The path angled down the side of a hill, beneath the tall, swaying trunks; it zigged and zagged, taking a shallow, easy route towards the castle, but long. The rain, by now tumultuous, stung my cheek, plastered my hair to my head and started to insinuate its way down the back of my neck, icily intimate and crawling like a cold centipede against my skin. I roared at the heedless hills, the witless weather and my own cursed luck. I stopped by the side of the track, looked down and determined to cut out the bends in the path and head straight down the slope.
I skidded twice on a slurry of mud and decaying leaves” and had to clutch at the wet and slimy ground to prevent myself from failing further. Cold muck and the rotted humus of the previous year's fall squelched between my fingers, gelid, brown and troughed; I wiped my hands on the grass as best I could, leaving smears.
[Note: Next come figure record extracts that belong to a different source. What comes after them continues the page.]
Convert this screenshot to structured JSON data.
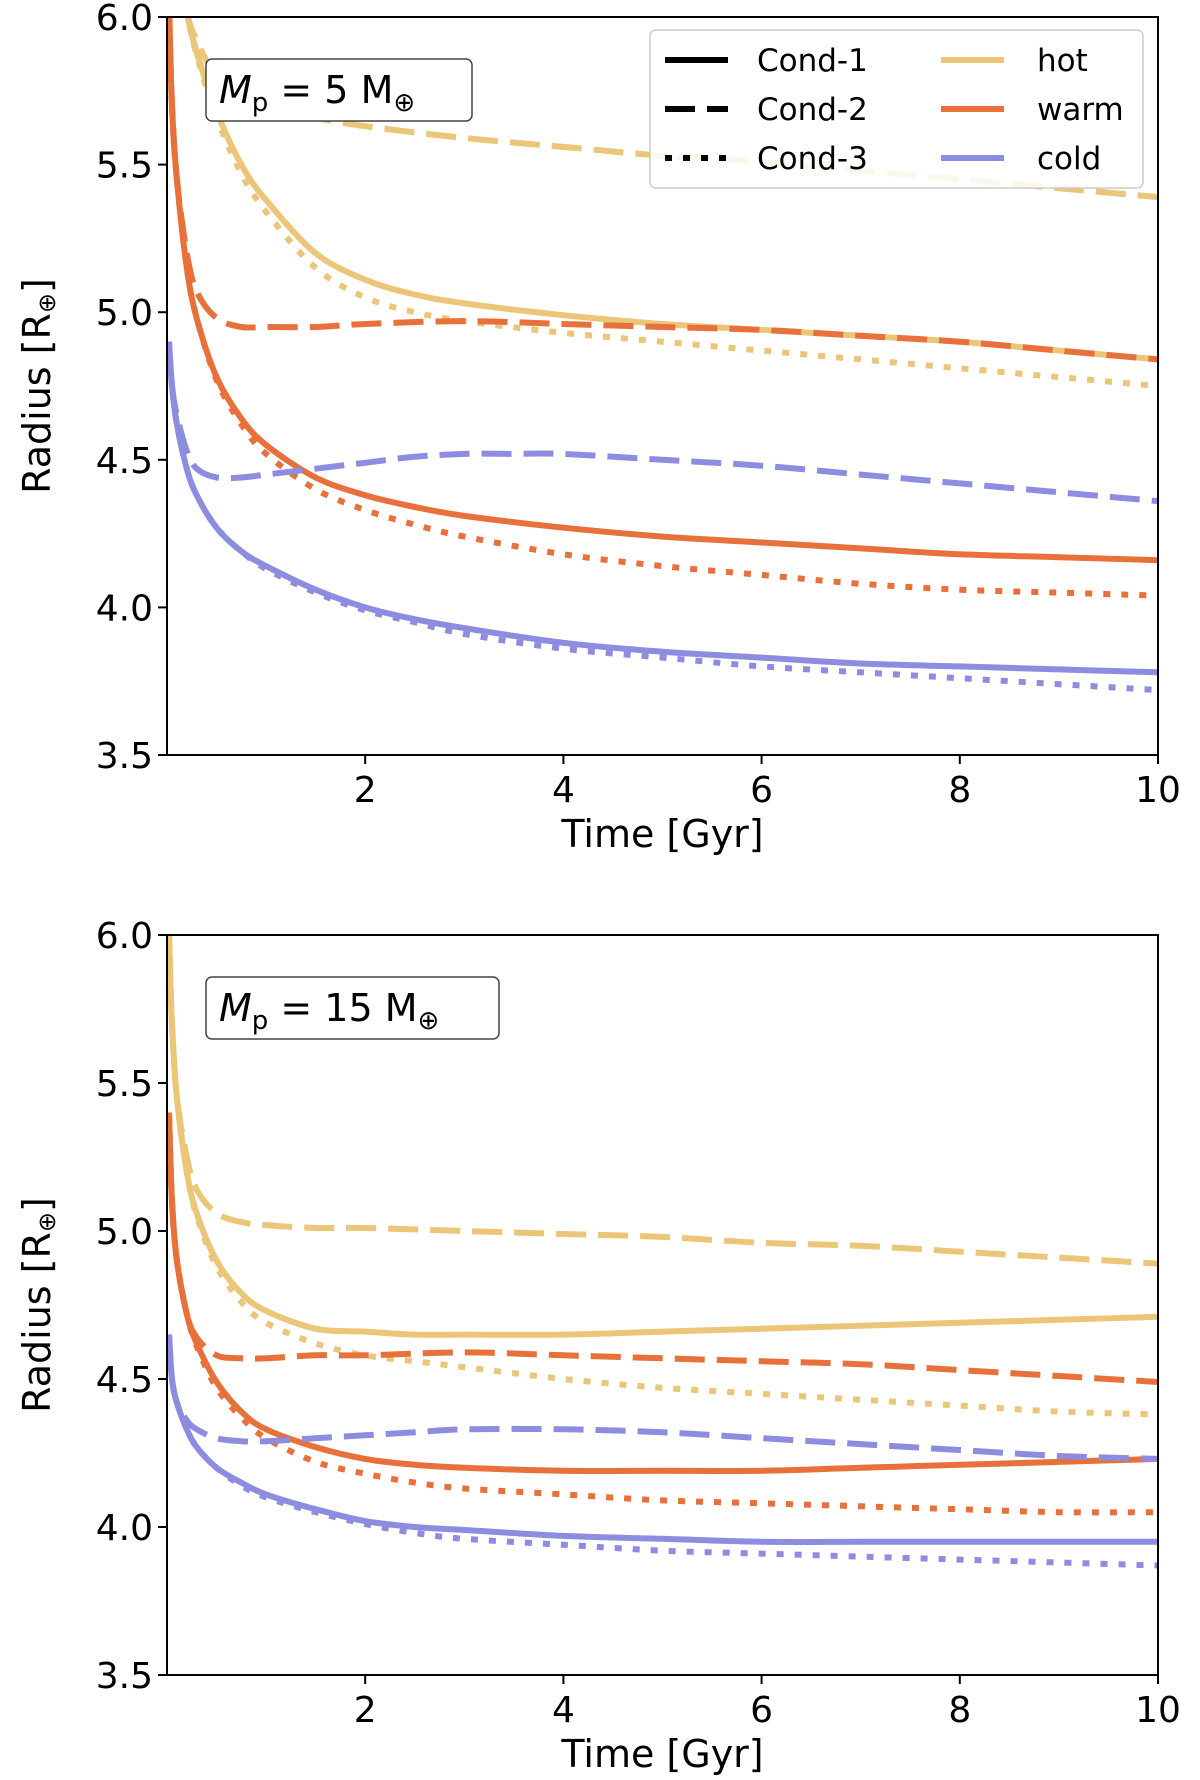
{
  "colors": {
    "hot": "#ebc578",
    "warm": "#e8703a",
    "cold": "#8c8de0",
    "legend_key": "#000000"
  },
  "legend": {
    "styles": [
      {
        "key": "cond1",
        "label": "Cond-1",
        "dash": "solid"
      },
      {
        "key": "cond2",
        "label": "Cond-2",
        "dash": "dashed"
      },
      {
        "key": "cond3",
        "label": "Cond-3",
        "dash": "dotted"
      }
    ],
    "temps": [
      {
        "key": "hot",
        "label": "hot"
      },
      {
        "key": "warm",
        "label": "warm"
      },
      {
        "key": "cold",
        "label": "cold"
      }
    ]
  },
  "chart_data": [
    {
      "type": "line",
      "title": "",
      "annotation": {
        "prefix": "M",
        "sub": "p",
        "value": " = 5 M",
        "symbol": "⊕"
      },
      "xlabel": "Time [Gyr]",
      "ylabel": "Radius [R",
      "ylabel_symbol": "⊕",
      "ylabel_close": "]",
      "xlim": [
        0,
        10
      ],
      "ylim": [
        3.5,
        6.0
      ],
      "xticks": [
        "2",
        "4",
        "6",
        "8",
        "10"
      ],
      "yticks": [
        "3.5",
        "4.0",
        "4.5",
        "5.0",
        "5.5",
        "6.0"
      ],
      "legend_position": "top-right",
      "series": [
        {
          "name": "hot Cond-1",
          "temp": "hot",
          "style": "cond1",
          "x": [
            0.05,
            0.1,
            0.2,
            0.3,
            0.5,
            0.75,
            1.0,
            1.5,
            2.0,
            2.5,
            3.0,
            4.0,
            5.0,
            6.0,
            7.0,
            8.0,
            9.0,
            10.0
          ],
          "y": [
            6.45,
            6.25,
            6.02,
            5.88,
            5.68,
            5.5,
            5.38,
            5.2,
            5.11,
            5.06,
            5.03,
            4.99,
            4.96,
            4.94,
            4.92,
            4.9,
            4.87,
            4.84
          ]
        },
        {
          "name": "hot Cond-2",
          "temp": "hot",
          "style": "cond2",
          "x": [
            0.05,
            0.1,
            0.2,
            0.3,
            0.5,
            0.75,
            1.0,
            1.5,
            2.0,
            3.0,
            4.0,
            5.0,
            6.0,
            7.0,
            8.0,
            9.0,
            10.0
          ],
          "y": [
            6.45,
            6.25,
            6.02,
            5.92,
            5.8,
            5.75,
            5.71,
            5.66,
            5.63,
            5.59,
            5.56,
            5.53,
            5.51,
            5.48,
            5.45,
            5.42,
            5.39
          ]
        },
        {
          "name": "hot Cond-3",
          "temp": "hot",
          "style": "cond3",
          "x": [
            0.05,
            0.1,
            0.2,
            0.3,
            0.5,
            0.75,
            1.0,
            1.5,
            2.0,
            2.5,
            3.0,
            4.0,
            5.0,
            6.0,
            7.0,
            8.0,
            9.0,
            10.0
          ],
          "y": [
            6.45,
            6.25,
            6.02,
            5.87,
            5.66,
            5.47,
            5.34,
            5.15,
            5.05,
            5.0,
            4.97,
            4.93,
            4.9,
            4.87,
            4.84,
            4.81,
            4.78,
            4.75
          ]
        },
        {
          "name": "warm Cond-1",
          "temp": "warm",
          "style": "cond1",
          "x": [
            0.02,
            0.05,
            0.1,
            0.2,
            0.3,
            0.5,
            0.75,
            1.0,
            1.5,
            2.0,
            2.5,
            3.0,
            4.0,
            5.0,
            6.0,
            7.0,
            8.0,
            9.0,
            10.0
          ],
          "y": [
            6.05,
            5.7,
            5.45,
            5.15,
            4.98,
            4.78,
            4.64,
            4.55,
            4.44,
            4.38,
            4.34,
            4.31,
            4.27,
            4.24,
            4.22,
            4.2,
            4.18,
            4.17,
            4.16
          ]
        },
        {
          "name": "warm Cond-2",
          "temp": "warm",
          "style": "cond2",
          "x": [
            0.02,
            0.05,
            0.1,
            0.2,
            0.3,
            0.5,
            0.75,
            1.0,
            1.5,
            2.0,
            3.0,
            4.0,
            5.0,
            6.0,
            7.0,
            8.0,
            9.0,
            10.0
          ],
          "y": [
            6.05,
            5.7,
            5.45,
            5.2,
            5.07,
            4.98,
            4.95,
            4.95,
            4.95,
            4.96,
            4.97,
            4.96,
            4.95,
            4.94,
            4.92,
            4.9,
            4.87,
            4.84
          ]
        },
        {
          "name": "warm Cond-3",
          "temp": "warm",
          "style": "cond3",
          "x": [
            0.02,
            0.05,
            0.1,
            0.2,
            0.3,
            0.5,
            0.75,
            1.0,
            1.5,
            2.0,
            2.5,
            3.0,
            4.0,
            5.0,
            6.0,
            7.0,
            8.0,
            9.0,
            10.0
          ],
          "y": [
            6.05,
            5.7,
            5.45,
            5.15,
            4.98,
            4.77,
            4.62,
            4.52,
            4.4,
            4.33,
            4.28,
            4.24,
            4.18,
            4.14,
            4.11,
            4.08,
            4.06,
            4.05,
            4.04
          ]
        },
        {
          "name": "cold Cond-1",
          "temp": "cold",
          "style": "cond1",
          "x": [
            0.02,
            0.05,
            0.1,
            0.2,
            0.3,
            0.5,
            0.75,
            1.0,
            1.5,
            2.0,
            2.5,
            3.0,
            4.0,
            5.0,
            6.0,
            7.0,
            8.0,
            9.0,
            10.0
          ],
          "y": [
            4.9,
            4.75,
            4.62,
            4.47,
            4.38,
            4.27,
            4.19,
            4.14,
            4.06,
            4.0,
            3.96,
            3.93,
            3.88,
            3.85,
            3.83,
            3.81,
            3.8,
            3.79,
            3.78
          ]
        },
        {
          "name": "cold Cond-2",
          "temp": "cold",
          "style": "cond2",
          "x": [
            0.02,
            0.05,
            0.1,
            0.2,
            0.3,
            0.5,
            0.75,
            1.0,
            1.5,
            2.0,
            2.5,
            3.0,
            3.5,
            4.0,
            5.0,
            6.0,
            7.0,
            8.0,
            9.0,
            10.0
          ],
          "y": [
            4.9,
            4.75,
            4.65,
            4.53,
            4.47,
            4.44,
            4.44,
            4.45,
            4.47,
            4.49,
            4.51,
            4.52,
            4.52,
            4.52,
            4.5,
            4.48,
            4.45,
            4.42,
            4.39,
            4.36
          ]
        },
        {
          "name": "cold Cond-3",
          "temp": "cold",
          "style": "cond3",
          "x": [
            0.02,
            0.05,
            0.1,
            0.2,
            0.3,
            0.5,
            0.75,
            1.0,
            1.5,
            2.0,
            2.5,
            3.0,
            4.0,
            5.0,
            6.0,
            7.0,
            8.0,
            9.0,
            10.0
          ],
          "y": [
            4.9,
            4.75,
            4.62,
            4.47,
            4.38,
            4.27,
            4.19,
            4.13,
            4.05,
            3.99,
            3.95,
            3.91,
            3.86,
            3.83,
            3.8,
            3.78,
            3.76,
            3.74,
            3.72
          ]
        }
      ]
    },
    {
      "type": "line",
      "title": "",
      "annotation": {
        "prefix": "M",
        "sub": "p",
        "value": " = 15 M",
        "symbol": "⊕"
      },
      "xlabel": "Time [Gyr]",
      "ylabel": "Radius [R",
      "ylabel_symbol": "⊕",
      "ylabel_close": "]",
      "xlim": [
        0,
        10
      ],
      "ylim": [
        3.5,
        6.0
      ],
      "xticks": [
        "2",
        "4",
        "6",
        "8",
        "10"
      ],
      "yticks": [
        "3.5",
        "4.0",
        "4.5",
        "5.0",
        "5.5",
        "6.0"
      ],
      "legend_position": "none",
      "series": [
        {
          "name": "hot Cond-1",
          "temp": "hot",
          "style": "cond1",
          "x": [
            0.02,
            0.05,
            0.1,
            0.2,
            0.3,
            0.5,
            0.75,
            1.0,
            1.5,
            2.0,
            2.5,
            3.0,
            4.0,
            5.0,
            6.0,
            7.0,
            8.0,
            9.0,
            10.0
          ],
          "y": [
            6.0,
            5.7,
            5.45,
            5.2,
            5.06,
            4.9,
            4.79,
            4.73,
            4.67,
            4.66,
            4.65,
            4.65,
            4.65,
            4.66,
            4.67,
            4.68,
            4.69,
            4.7,
            4.71
          ]
        },
        {
          "name": "hot Cond-2",
          "temp": "hot",
          "style": "cond2",
          "x": [
            0.02,
            0.05,
            0.1,
            0.2,
            0.3,
            0.5,
            0.75,
            1.0,
            1.5,
            2.0,
            3.0,
            4.0,
            5.0,
            6.0,
            7.0,
            8.0,
            9.0,
            10.0
          ],
          "y": [
            6.0,
            5.7,
            5.45,
            5.25,
            5.14,
            5.06,
            5.03,
            5.02,
            5.01,
            5.01,
            5.0,
            4.99,
            4.98,
            4.96,
            4.95,
            4.93,
            4.91,
            4.89
          ]
        },
        {
          "name": "hot Cond-3",
          "temp": "hot",
          "style": "cond3",
          "x": [
            0.02,
            0.05,
            0.1,
            0.2,
            0.3,
            0.5,
            0.75,
            1.0,
            1.5,
            2.0,
            2.5,
            3.0,
            4.0,
            5.0,
            6.0,
            7.0,
            8.0,
            9.0,
            10.0
          ],
          "y": [
            6.0,
            5.7,
            5.45,
            5.2,
            5.05,
            4.88,
            4.76,
            4.69,
            4.62,
            4.58,
            4.56,
            4.54,
            4.5,
            4.47,
            4.45,
            4.43,
            4.41,
            4.39,
            4.38
          ]
        },
        {
          "name": "warm Cond-1",
          "temp": "warm",
          "style": "cond1",
          "x": [
            0.02,
            0.05,
            0.1,
            0.2,
            0.3,
            0.5,
            0.75,
            1.0,
            1.5,
            2.0,
            2.5,
            3.0,
            4.0,
            5.0,
            6.0,
            7.0,
            8.0,
            9.0,
            10.0
          ],
          "y": [
            5.4,
            5.1,
            4.9,
            4.72,
            4.62,
            4.49,
            4.39,
            4.33,
            4.27,
            4.23,
            4.21,
            4.2,
            4.19,
            4.19,
            4.19,
            4.2,
            4.21,
            4.22,
            4.23
          ]
        },
        {
          "name": "warm Cond-2",
          "temp": "warm",
          "style": "cond2",
          "x": [
            0.02,
            0.05,
            0.1,
            0.2,
            0.3,
            0.5,
            0.75,
            1.0,
            1.5,
            2.0,
            3.0,
            4.0,
            5.0,
            6.0,
            7.0,
            8.0,
            9.0,
            10.0
          ],
          "y": [
            5.4,
            5.1,
            4.9,
            4.72,
            4.64,
            4.58,
            4.57,
            4.57,
            4.58,
            4.58,
            4.59,
            4.58,
            4.57,
            4.56,
            4.55,
            4.53,
            4.51,
            4.49
          ]
        },
        {
          "name": "warm Cond-3",
          "temp": "warm",
          "style": "cond3",
          "x": [
            0.02,
            0.05,
            0.1,
            0.2,
            0.3,
            0.5,
            0.75,
            1.0,
            1.5,
            2.0,
            2.5,
            3.0,
            4.0,
            5.0,
            6.0,
            7.0,
            8.0,
            9.0,
            10.0
          ],
          "y": [
            5.4,
            5.1,
            4.9,
            4.72,
            4.61,
            4.47,
            4.37,
            4.3,
            4.22,
            4.18,
            4.15,
            4.13,
            4.11,
            4.09,
            4.08,
            4.07,
            4.06,
            4.05,
            4.05
          ]
        },
        {
          "name": "cold Cond-1",
          "temp": "cold",
          "style": "cond1",
          "x": [
            0.02,
            0.05,
            0.1,
            0.2,
            0.3,
            0.5,
            0.75,
            1.0,
            1.5,
            2.0,
            2.5,
            3.0,
            4.0,
            5.0,
            6.0,
            7.0,
            8.0,
            9.0,
            10.0
          ],
          "y": [
            4.65,
            4.5,
            4.42,
            4.33,
            4.27,
            4.2,
            4.15,
            4.11,
            4.06,
            4.02,
            4.0,
            3.99,
            3.97,
            3.96,
            3.95,
            3.95,
            3.95,
            3.95,
            3.95
          ]
        },
        {
          "name": "cold Cond-2",
          "temp": "cold",
          "style": "cond2",
          "x": [
            0.02,
            0.05,
            0.1,
            0.2,
            0.3,
            0.5,
            0.75,
            1.0,
            1.5,
            2.0,
            2.5,
            3.0,
            4.0,
            5.0,
            6.0,
            7.0,
            8.0,
            9.0,
            10.0
          ],
          "y": [
            4.65,
            4.5,
            4.42,
            4.36,
            4.33,
            4.3,
            4.29,
            4.29,
            4.3,
            4.31,
            4.32,
            4.33,
            4.33,
            4.32,
            4.3,
            4.28,
            4.26,
            4.24,
            4.23
          ]
        },
        {
          "name": "cold Cond-3",
          "temp": "cold",
          "style": "cond3",
          "x": [
            0.02,
            0.05,
            0.1,
            0.2,
            0.3,
            0.5,
            0.75,
            1.0,
            1.5,
            2.0,
            2.5,
            3.0,
            4.0,
            5.0,
            6.0,
            7.0,
            8.0,
            9.0,
            10.0
          ],
          "y": [
            4.65,
            4.5,
            4.42,
            4.33,
            4.27,
            4.2,
            4.14,
            4.1,
            4.05,
            4.01,
            3.98,
            3.96,
            3.94,
            3.92,
            3.91,
            3.9,
            3.89,
            3.88,
            3.87
          ]
        }
      ]
    }
  ]
}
My treasured coat was growing heavy with the rain, its surface everywhere darkened by the incessant drops, its cut elegance made loose and incontinent by the lathering rain, probably ruining it for ever.
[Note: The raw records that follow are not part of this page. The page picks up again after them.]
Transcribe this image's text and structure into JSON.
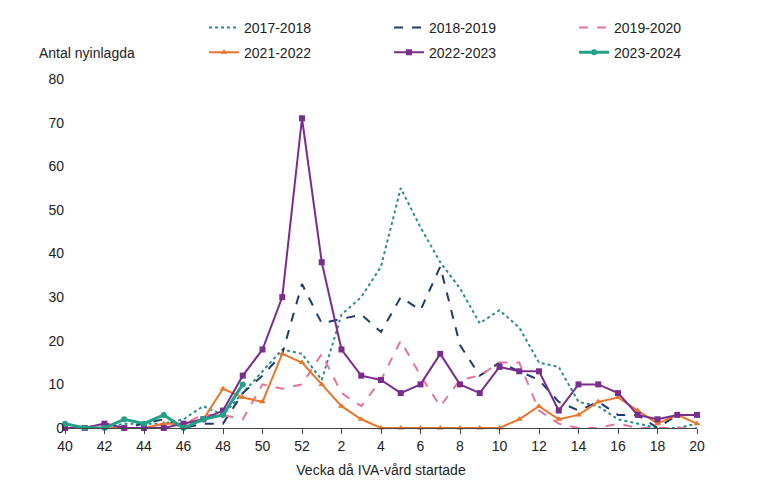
{
  "chart_data": {
    "type": "line",
    "y_label": "Antal nyinlagda",
    "x_label": "Vecka då IVA-vård startade",
    "categories": [
      "40",
      null,
      "42",
      null,
      "44",
      null,
      "46",
      null,
      "48",
      null,
      "50",
      null,
      "52",
      null,
      "2",
      null,
      "4",
      null,
      "6",
      null,
      "8",
      null,
      "10",
      null,
      "12",
      null,
      "14",
      null,
      "16",
      null,
      "18",
      null,
      "20"
    ],
    "ylim": [
      0,
      80
    ],
    "yticks": [
      0,
      10,
      20,
      30,
      40,
      50,
      60,
      70,
      80
    ],
    "grid": false,
    "legend": "top",
    "series": [
      {
        "name": "2017-2018",
        "color": "#2e8b8b",
        "line_style": "dotted",
        "marker": "none",
        "values": [
          0,
          0,
          0,
          1,
          1,
          1,
          2,
          5,
          3,
          8,
          13,
          18,
          17,
          11,
          26,
          30,
          37,
          55,
          46,
          38,
          32,
          24,
          27,
          23,
          15,
          14,
          6,
          5,
          2,
          1,
          0,
          0,
          1
        ]
      },
      {
        "name": "2018-2019",
        "color": "#1f3a6e",
        "line_style": "dashed",
        "marker": "none",
        "values": [
          0,
          0,
          1,
          0,
          1,
          2,
          0,
          1,
          1,
          8,
          12,
          17,
          33,
          24,
          25,
          26,
          22,
          30,
          27,
          37,
          19,
          12,
          15,
          13,
          11,
          6,
          4,
          6,
          3,
          3,
          0,
          3,
          3
        ]
      },
      {
        "name": "2019-2020",
        "color": "#e8739e",
        "line_style": "dashed",
        "marker": "none",
        "values": [
          0,
          0,
          0,
          0,
          0,
          1,
          1,
          3,
          3,
          2,
          10,
          9,
          10,
          17,
          8,
          5,
          11,
          20,
          12,
          5,
          11,
          12,
          15,
          15,
          4,
          1,
          0,
          0,
          1,
          0,
          0,
          0,
          0
        ]
      },
      {
        "name": "2021-2022",
        "color": "#e8762d",
        "line_style": "solid",
        "marker": "triangle",
        "values": [
          0,
          0,
          0,
          0,
          0,
          1,
          1,
          2,
          9,
          7,
          6,
          17,
          15,
          10,
          5,
          2,
          0,
          0,
          0,
          0,
          0,
          0,
          0,
          2,
          5,
          2,
          3,
          6,
          7,
          4,
          1,
          3,
          1
        ]
      },
      {
        "name": "2022-2023",
        "color": "#7b2d8e",
        "line_style": "solid",
        "marker": "square",
        "values": [
          0,
          0,
          1,
          0,
          0,
          0,
          1,
          2,
          4,
          12,
          18,
          30,
          71,
          38,
          18,
          12,
          11,
          8,
          10,
          17,
          10,
          8,
          14,
          13,
          13,
          4,
          10,
          10,
          8,
          3,
          2,
          3,
          3
        ]
      },
      {
        "name": "2023-2024",
        "color": "#21a286",
        "line_style": "solid",
        "marker": "circle",
        "values": [
          1,
          0,
          0,
          2,
          1,
          3,
          0,
          2,
          3,
          10,
          null,
          null,
          null,
          null,
          null,
          null,
          null,
          null,
          null,
          null,
          null,
          null,
          null,
          null,
          null,
          null,
          null,
          null,
          null,
          null,
          null,
          null,
          null
        ]
      }
    ]
  }
}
At the bottom of the route I'd chosen there was a steep bank and a deep ditch to negotiate before I could regain the path; I blinked through the water streaming down my face, looking this way and that, trying to see an easier passage, but the bank and ditch ran on to each side and there was no simpler route. I decided to jump, but even as I stepped back to gather myself for the leap, the bank gave way beneath me, sending me tumbling and flailing down the muddy slope. I collided with exposed roots and was thrown outwards, landing on my back on the far side of the ditch, knocking all the wind out of me and smacking my head back on a stone, and then winded, dizzy, helplessly disoriented I could not help myself rebounding, falling forward, into the dark soiled depths of the ditch.